Despite his love for music, Wilson wanted to take a step forward in his career.
He was interested in sociology and psychology, and at the Freeman School he began studying consumer behavior, the science of how people make choices and what influences purchasing decisions. And at Freeman, Wilson was able to carve out a path according to his interests.
“I like people, number one,” he says. “Meeting them, interacting with them. Understanding their stories. Naturally, my curiosity led me to a professional life where my day-to-day is about connecting to people. That really is at the heart of marketing — connecting people to a service or product that you offer.”
He describes his two years at Freeman as very impactful, and by graduation he didn’t want to leave New Orleans, but he struggled to find a job in his field locally.
He began working for firms focused on fitness and health and wellness, eventually leading to a job as global brand and communication lead for Precor, which would eventually become the commercial division of Peloton Interactive. He spent four years at the helm of this marketing team, a period that spanned the outbreak of the COVID-19 pandemic, when demand for connected fitness options skyrocketed.
At the same time, the Black Lives Matter protests were stirring up important and long-overdue conversations about racial equity and anti-racist practices across the United States. Corporations had to make significant adjustments to ensure that their practices aligned with their commitments to social justice. Wilson recognized an opportunity for change and a gap that he could fill and helped to create the division’s first Diversity Equity Inclusion and Belonging resource group. As co-chair for the group, Wilson helped the organization compose its charter and establish objectives aimed at improving the employee experience. “My goal was to keep our team focused on a few key things,” Wilson says. “Do employees have the education and tools needed to create sustaining and positive change? Are the policies and practices that we’ve implemented creating roadblocks for minority populations within our walls? How do we define success for our teams? And how are we holding ourselves accountable for our diversity and equity goals?”
As the pandemic subsided, Wilson made another shift, leaving Peloton + Precor after more than four years to become vice president of brand marketing at Shutterstock. There, Wilson again used his skills to stabilize and rebuild the company’s marketing function, provide strategic direction for the brand, and create the foundation for the business’s next phase of expansion.
More recently, the call to create balance between his career and his personal life has gotten louder. “Excellence in most things requires discipline, inspiration, courage and, yes, rest,” Wilson says. “I’m grateful to be at a place where I can take a small reprieve to recharge.”
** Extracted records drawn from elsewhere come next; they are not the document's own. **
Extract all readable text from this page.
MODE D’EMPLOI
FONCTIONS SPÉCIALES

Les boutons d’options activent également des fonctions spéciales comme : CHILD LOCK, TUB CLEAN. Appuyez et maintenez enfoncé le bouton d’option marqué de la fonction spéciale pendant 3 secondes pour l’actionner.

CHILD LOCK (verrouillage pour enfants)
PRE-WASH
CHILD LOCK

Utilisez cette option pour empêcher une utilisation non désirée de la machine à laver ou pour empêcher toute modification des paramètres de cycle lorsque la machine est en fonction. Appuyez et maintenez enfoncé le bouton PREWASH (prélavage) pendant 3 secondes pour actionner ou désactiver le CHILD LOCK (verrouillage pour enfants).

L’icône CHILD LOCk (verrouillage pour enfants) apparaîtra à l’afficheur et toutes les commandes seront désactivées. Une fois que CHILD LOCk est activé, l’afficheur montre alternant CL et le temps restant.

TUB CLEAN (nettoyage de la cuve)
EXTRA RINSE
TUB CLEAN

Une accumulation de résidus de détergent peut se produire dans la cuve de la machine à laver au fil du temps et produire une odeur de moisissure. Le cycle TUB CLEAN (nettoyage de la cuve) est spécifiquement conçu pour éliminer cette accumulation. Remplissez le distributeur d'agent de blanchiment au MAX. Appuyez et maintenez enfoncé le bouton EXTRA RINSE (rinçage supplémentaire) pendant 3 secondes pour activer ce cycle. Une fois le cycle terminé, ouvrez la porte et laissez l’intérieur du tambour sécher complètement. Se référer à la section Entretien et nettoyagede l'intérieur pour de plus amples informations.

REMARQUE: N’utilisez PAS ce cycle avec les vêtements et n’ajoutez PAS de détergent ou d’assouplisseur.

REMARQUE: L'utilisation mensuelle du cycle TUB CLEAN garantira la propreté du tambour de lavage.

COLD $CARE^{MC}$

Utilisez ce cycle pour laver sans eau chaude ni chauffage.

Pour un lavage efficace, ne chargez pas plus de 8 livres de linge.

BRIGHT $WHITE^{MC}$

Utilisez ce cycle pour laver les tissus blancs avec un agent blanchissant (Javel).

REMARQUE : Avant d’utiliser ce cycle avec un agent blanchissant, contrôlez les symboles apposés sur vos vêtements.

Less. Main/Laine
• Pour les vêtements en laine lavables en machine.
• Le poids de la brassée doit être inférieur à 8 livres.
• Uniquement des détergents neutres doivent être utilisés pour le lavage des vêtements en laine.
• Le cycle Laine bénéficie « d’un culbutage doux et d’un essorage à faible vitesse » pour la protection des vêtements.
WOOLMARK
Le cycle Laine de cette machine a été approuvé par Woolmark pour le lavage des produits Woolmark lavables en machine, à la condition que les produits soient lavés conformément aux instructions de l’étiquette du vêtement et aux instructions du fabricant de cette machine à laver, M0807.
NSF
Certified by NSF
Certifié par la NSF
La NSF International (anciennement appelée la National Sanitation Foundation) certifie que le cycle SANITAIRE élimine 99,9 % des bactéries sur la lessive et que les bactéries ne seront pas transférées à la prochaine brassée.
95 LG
This fall Wilson is taking a break from work to travel, connect with family and explore areas of the globe he’s never seen.
“In contrast to my parent’s generation, it’s rare that people stay in the same job throughout their lives,” he says. “Just because we wander doesn’t mean we are lost. Having wealth and a variety of experiences, being able to shift, to adjust and be flexible is so important growing as both a professional and human being.”
After taking a few months off to pause, reflect and explore, Wilson plans to consult and work with small business owners on their marketing and branding.
“For me to be successful and happy, I have to keep it fresh,” Wilson says. “I think that is the calling for many of us creative folks. I am jumping at the opportunity to listen to that voice we all have that grows louder and louder as the years move by. What’s different now, versus then, is that I have the lived experience, confidence and skill to apply to those larger leaps.”